We demonstrate that quantification of Ago2 protein levels in breast tumour samples correlates with tumour size, ER and PR status and that this can be used to improve the ability to predict breast cancer subtype (by 20%). Therefore, Ago2 quantification could be used to improve subtype classification in heterogeneous tumours, or tumours with borderline ER/PR staining. Reduced expression of Ago2 is associated with poor patient survival, and Ago2 may be useful as part of future prognostic gene panels or stratification signatures.
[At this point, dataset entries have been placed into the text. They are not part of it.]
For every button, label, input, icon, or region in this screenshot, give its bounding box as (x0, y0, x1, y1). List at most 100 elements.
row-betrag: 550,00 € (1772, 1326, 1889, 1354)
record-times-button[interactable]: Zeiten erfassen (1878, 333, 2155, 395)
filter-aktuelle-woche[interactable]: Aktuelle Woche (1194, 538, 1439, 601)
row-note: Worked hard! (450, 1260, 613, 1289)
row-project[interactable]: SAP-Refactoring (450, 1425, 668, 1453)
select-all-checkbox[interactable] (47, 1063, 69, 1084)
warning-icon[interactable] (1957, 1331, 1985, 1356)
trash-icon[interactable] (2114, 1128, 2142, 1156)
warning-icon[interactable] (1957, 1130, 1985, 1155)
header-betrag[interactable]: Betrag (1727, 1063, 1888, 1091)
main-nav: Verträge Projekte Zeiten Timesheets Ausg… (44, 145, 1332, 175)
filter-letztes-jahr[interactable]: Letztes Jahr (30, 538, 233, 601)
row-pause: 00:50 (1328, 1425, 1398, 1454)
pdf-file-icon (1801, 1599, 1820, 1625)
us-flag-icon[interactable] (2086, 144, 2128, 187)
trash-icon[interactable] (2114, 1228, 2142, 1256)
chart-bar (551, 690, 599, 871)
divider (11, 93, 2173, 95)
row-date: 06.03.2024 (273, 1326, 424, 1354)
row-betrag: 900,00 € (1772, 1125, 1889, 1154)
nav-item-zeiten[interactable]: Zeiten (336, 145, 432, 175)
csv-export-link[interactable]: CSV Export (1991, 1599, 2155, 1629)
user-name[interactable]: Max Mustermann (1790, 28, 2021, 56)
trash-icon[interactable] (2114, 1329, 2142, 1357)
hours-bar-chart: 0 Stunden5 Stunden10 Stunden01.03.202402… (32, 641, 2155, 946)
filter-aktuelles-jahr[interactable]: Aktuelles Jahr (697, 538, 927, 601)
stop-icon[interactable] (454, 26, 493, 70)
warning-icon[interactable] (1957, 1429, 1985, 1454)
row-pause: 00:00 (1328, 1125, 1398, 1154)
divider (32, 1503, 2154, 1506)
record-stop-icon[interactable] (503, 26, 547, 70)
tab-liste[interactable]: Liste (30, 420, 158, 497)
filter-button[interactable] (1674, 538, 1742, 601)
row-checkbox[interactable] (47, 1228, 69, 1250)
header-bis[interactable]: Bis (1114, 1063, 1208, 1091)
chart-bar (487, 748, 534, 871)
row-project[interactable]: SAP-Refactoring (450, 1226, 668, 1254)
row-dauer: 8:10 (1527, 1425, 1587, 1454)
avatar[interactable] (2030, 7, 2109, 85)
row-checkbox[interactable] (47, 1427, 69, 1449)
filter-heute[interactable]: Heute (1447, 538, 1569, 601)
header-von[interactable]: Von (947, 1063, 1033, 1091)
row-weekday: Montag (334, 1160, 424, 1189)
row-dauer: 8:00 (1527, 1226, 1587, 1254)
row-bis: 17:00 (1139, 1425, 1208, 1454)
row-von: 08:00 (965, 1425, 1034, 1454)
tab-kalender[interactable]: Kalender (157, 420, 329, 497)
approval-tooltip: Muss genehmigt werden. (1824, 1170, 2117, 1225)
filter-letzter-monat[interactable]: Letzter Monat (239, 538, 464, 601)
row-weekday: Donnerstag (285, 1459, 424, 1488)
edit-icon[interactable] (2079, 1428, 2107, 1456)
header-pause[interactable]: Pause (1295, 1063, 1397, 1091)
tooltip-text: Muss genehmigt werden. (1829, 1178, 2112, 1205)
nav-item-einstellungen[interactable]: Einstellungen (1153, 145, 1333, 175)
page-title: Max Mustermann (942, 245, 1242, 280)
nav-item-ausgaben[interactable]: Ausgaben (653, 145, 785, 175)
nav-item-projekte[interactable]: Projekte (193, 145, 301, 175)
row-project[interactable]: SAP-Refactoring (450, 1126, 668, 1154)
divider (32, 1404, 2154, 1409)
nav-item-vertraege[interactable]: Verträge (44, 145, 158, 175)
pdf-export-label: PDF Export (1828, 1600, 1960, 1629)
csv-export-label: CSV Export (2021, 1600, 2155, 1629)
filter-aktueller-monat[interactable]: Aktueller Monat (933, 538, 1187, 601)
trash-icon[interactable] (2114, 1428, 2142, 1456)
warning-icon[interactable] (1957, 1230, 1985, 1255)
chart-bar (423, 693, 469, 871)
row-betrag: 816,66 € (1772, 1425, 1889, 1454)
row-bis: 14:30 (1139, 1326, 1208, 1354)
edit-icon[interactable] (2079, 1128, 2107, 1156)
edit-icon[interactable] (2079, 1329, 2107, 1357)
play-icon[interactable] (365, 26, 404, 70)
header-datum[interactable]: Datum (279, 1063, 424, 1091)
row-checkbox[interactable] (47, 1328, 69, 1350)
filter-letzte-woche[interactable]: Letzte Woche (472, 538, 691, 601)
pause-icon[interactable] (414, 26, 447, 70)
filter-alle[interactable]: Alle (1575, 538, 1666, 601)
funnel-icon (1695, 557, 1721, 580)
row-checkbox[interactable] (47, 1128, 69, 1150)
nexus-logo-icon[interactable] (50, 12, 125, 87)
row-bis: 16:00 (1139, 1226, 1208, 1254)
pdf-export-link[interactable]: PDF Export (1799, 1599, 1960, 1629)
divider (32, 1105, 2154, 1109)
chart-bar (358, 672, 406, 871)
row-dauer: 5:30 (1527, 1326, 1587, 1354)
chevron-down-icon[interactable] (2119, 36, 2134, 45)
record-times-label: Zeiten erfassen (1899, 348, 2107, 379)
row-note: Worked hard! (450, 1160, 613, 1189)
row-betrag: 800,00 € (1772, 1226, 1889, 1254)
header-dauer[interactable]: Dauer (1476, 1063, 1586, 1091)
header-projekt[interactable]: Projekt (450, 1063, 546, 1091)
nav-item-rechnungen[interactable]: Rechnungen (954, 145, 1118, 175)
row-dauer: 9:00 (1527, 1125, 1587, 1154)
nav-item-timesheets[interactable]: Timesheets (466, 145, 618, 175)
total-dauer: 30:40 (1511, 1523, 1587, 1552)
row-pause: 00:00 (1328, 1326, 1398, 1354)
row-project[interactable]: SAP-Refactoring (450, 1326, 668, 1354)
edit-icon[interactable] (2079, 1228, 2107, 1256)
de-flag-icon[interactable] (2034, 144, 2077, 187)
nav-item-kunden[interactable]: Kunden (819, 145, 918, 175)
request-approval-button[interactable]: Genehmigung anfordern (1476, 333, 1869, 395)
Together with the previously published data, our work supports further investigation of the role of Ago2, both miRNA dependent and independent, as a relevant factor influencing breast cancer (initiation, maintenance or progression). The role of Ago2 and ER/PR expression requires further investigation, to determine if this is a cause or consequence of the poor clinical outcome observed, and if this is related to any chemotherapy-mediated resistance mechanisms [44]. This supports further investigation of Ago2 quantification as a method for identifying patients likely to have a poorer clinical outcome, which would improve prognostic/diagnostic evaluations.